1. The problem statement, all variables and given/known data
$\displaystyle \int_0^{\infty} \dfrac{x^2-1}{x^4+1} dx$

2. Relevant equations

3. The attempt at a solution
If I separate the integral I get

$\displaystyle \int_0^{\infty} \dfrac{x^2}{x^4+1} dx - \int_0^{\infty} \dfrac{1}{x^4+1} dx$

But these two integrals are itself complicated.

2. Oct 11, 2013

### brmath

Yes, it is a difficult integral. Here's an approach using partial fractions. I may not have written it quite right -- please check the arithmetic.

Let's start with $x^4 + 1$ . This can be rewritten as $x^4 + 2x^2 +1 - 2x^2 = (x^2 + 1)^2 - 2x^2$. You can factor this expression as $(x^2 +1 - \sqrt 2x)(x^2 + 1 + \sqrt2x)$. You use the partial fraction method to rewrite this as
$\frac{x^2-1}{(x^2 +1 - \sqrt 2x)(x^2 + 1 + \sqrt2x)} = \frac{A}{(x^2 +1 - \sqrt 2x)} + \frac{B}{x^2 + 1 + \sqrt2x}$ where A and B are real numbers.

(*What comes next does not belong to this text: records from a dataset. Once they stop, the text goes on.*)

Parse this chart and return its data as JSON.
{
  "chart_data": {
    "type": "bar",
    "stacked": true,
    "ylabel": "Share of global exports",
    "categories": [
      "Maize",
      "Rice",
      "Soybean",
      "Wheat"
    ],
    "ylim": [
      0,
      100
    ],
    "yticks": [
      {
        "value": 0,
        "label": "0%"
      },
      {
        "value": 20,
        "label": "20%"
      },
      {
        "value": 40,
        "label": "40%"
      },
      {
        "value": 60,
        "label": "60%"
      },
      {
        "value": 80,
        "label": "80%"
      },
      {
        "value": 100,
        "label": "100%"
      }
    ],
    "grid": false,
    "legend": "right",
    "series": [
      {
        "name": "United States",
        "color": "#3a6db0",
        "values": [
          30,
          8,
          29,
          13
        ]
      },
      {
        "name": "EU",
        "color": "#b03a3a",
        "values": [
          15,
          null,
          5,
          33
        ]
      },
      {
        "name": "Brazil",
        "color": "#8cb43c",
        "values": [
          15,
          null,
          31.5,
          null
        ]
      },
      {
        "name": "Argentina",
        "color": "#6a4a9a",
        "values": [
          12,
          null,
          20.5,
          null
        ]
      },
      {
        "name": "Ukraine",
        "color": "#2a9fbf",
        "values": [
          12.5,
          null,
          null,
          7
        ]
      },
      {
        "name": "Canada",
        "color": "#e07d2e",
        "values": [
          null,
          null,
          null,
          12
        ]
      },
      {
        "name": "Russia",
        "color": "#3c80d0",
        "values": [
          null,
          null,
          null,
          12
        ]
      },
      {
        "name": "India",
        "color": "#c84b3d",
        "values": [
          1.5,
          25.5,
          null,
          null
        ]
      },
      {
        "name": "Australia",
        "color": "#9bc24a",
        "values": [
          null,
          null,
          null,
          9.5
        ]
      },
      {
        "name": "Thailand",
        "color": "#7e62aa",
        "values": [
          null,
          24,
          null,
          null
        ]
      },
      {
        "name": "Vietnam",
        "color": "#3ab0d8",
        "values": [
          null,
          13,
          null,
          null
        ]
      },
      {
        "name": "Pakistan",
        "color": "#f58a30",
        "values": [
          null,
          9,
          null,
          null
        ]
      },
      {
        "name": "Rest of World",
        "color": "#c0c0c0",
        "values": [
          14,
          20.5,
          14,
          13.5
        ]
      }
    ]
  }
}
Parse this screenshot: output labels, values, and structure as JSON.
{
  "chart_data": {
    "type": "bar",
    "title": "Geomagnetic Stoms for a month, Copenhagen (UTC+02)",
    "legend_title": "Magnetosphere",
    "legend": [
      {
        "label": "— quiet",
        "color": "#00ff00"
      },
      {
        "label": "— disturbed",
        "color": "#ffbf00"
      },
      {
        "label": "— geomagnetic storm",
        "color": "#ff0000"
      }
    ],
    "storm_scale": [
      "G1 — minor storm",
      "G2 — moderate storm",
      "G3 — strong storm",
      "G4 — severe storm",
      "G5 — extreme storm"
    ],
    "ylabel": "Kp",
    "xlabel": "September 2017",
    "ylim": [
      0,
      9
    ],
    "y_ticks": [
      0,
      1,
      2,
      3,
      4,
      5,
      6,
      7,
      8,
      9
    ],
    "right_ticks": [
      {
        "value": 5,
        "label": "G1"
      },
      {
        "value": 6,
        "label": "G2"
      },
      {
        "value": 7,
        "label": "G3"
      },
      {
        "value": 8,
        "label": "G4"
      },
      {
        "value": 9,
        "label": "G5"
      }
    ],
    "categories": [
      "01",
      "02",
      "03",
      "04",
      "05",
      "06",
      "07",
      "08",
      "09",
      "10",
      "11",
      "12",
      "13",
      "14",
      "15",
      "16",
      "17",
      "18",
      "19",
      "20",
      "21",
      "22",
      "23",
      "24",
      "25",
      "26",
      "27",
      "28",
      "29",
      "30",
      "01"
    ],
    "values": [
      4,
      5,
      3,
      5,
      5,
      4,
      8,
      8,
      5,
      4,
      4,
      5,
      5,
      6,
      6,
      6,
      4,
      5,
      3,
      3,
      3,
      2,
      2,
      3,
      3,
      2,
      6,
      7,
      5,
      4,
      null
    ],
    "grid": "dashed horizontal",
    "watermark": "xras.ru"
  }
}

Now add up these fractions exactly as you did in elementary school and set the numerator to $x^2 - 1$. This will allow you to solve for A and B.

Now how do you integrate $\frac{A}{(x^2 +1 - \sqrt 2x)}$? This one you can look up. $\int \frac{1}{ax^2 + bx + c}dx = \frac{2}{d}arctan \frac{2ax + b}{d}$ where d = $\sqrt{4ac - b^2}$

3. Oct 11, 2013

### Saitama

Rewrite the given integral as:
$$\int_0^{\infty} \frac{1-1/x^2}{x^2+1/x^2} dx$$

$1-1/x^2$ is the derivative of $x+1/x$. Do you see how to proceed from here?

4. Oct 11, 2013

### brmath

Very clever, I like it.